When considering the broadview of Education, the Educator understands the likeness of education to walking: that one walks by alternately lifting and then planting securely each foot at a regular pace. That is, confidence and stability precedes advancement.


 

Education could truly be defined as the journey from What You Do Not Know to What You Know. While that journey may be a guided one (as during the time of formal education), it should be the goal of every educator to prepare his students to walk the road alone— or even better, to choose new guides for the adventure.

To continue with these metaphors and similes, a child should only walk forward provided his foot is placed on solid ground. This concept seems to make sense. Think of children crossing frozen puddles glazed with ice. There is no careful progress when his foot slips out from underneath him, only rejection.

In your home school, then, there is not (necessarily) first, second, third, fourth grades. There is only Where You Are and Where You Are Going. There is only Introductions, Drill, Mastery, and Doing the Next Thing.

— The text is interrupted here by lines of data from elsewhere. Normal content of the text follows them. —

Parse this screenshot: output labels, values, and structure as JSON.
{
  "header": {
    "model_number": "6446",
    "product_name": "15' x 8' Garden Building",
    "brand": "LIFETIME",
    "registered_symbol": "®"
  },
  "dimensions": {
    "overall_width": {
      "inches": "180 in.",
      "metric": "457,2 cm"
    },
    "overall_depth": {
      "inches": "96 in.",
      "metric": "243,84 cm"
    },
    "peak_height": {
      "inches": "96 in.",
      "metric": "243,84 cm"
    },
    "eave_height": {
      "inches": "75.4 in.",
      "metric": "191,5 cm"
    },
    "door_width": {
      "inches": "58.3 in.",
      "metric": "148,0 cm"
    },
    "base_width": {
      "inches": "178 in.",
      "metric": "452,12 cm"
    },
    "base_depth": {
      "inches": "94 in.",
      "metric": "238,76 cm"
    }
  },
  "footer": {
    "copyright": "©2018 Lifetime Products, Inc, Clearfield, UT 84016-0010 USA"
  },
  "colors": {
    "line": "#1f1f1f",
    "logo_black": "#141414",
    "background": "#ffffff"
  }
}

Let us keep these examples simple.

It is Tuesday and your young child is learning subtraction. Addition was covered yesterday in lesson 12 and so today, lesson 13 covers subtraction. The only hiccup is, your son or daughter does not possess mastery in addition. She seems to mostly, kinda get it. I mean, she definitely has some right answers. . . Do you move on? I mean, it is Tuesday after all. And Tuesday is the day we learn subtraction.

Do you move on?

No, no you do not. You sit there every day for your allotted math time with your attention focused on addition. If math receives 10-20 minutes every day, Monday through Friday, then for 10-20 minutes every day Monday through Friday you both work on addition. And you work with Confidence and Joy. Your purpose here is clear: Joyful Mastery.

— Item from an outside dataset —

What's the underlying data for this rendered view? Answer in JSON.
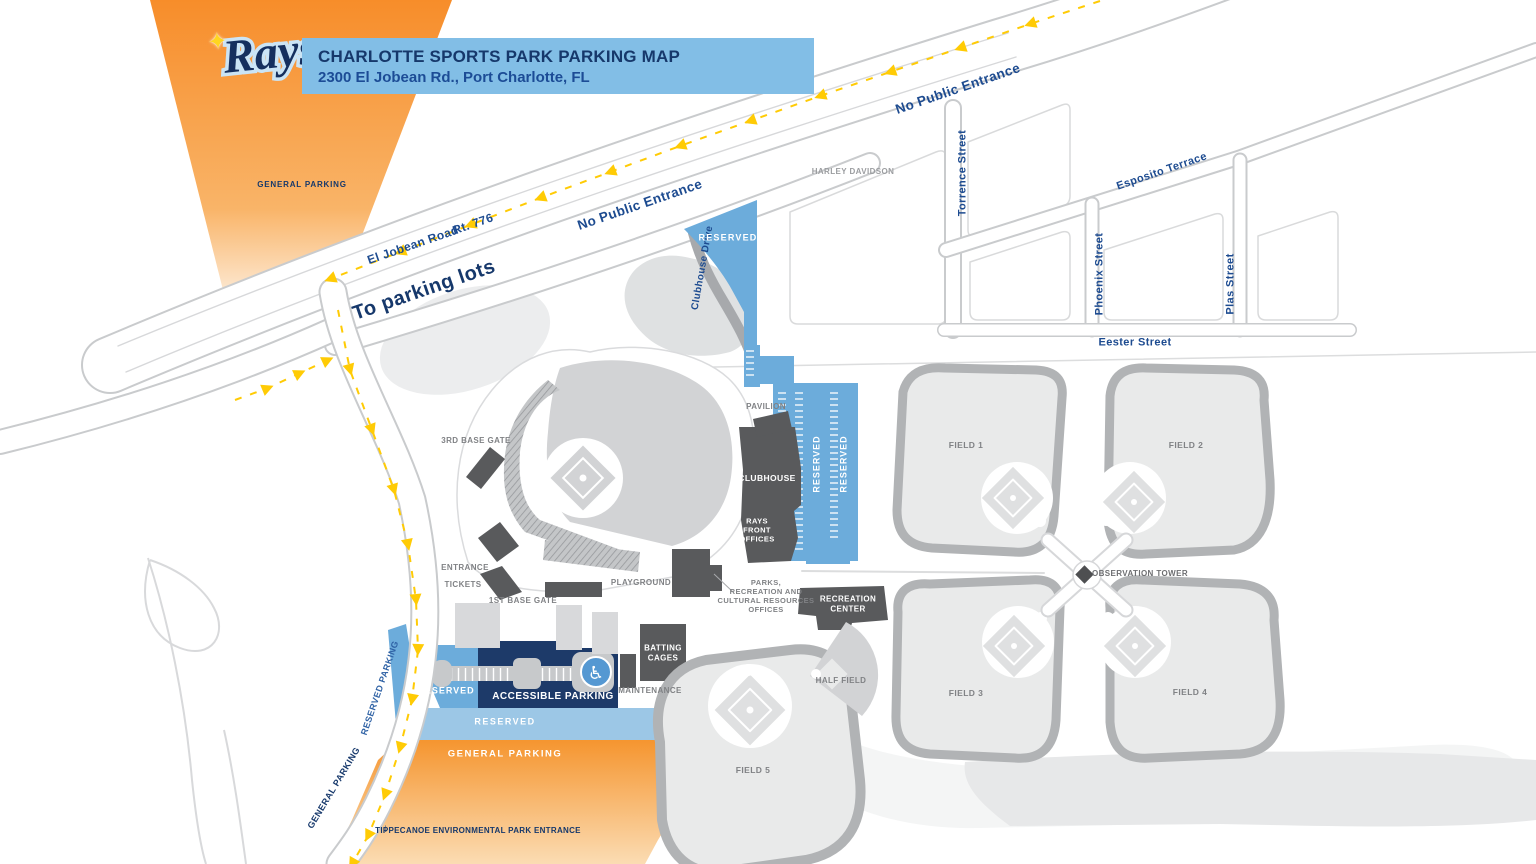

And why should not math be joyful? Our God is a God of order. He numbers our world and has arranged our lives therein mathematically. It is our joy to discover the God of Number at work in nature.

What is it, then, that steals our confidence as we approach addition again, and then again? Is not the thief of our joy is comparison? Yes, comparing our child to another is what robs us (and then the child) of the thrill of mathematical discovery and thwarts our intended purpose: joyful mastery.

And I would propose here that mastery is twofold. It is both complete comprehension and near-perfect execution. And how you do you perfect execution? Repetition.

Worksheets. Flashcards. Recitation.

Repetition.

Masterful completion.

And then?

Do the next thing.

Excellence building upon excellence.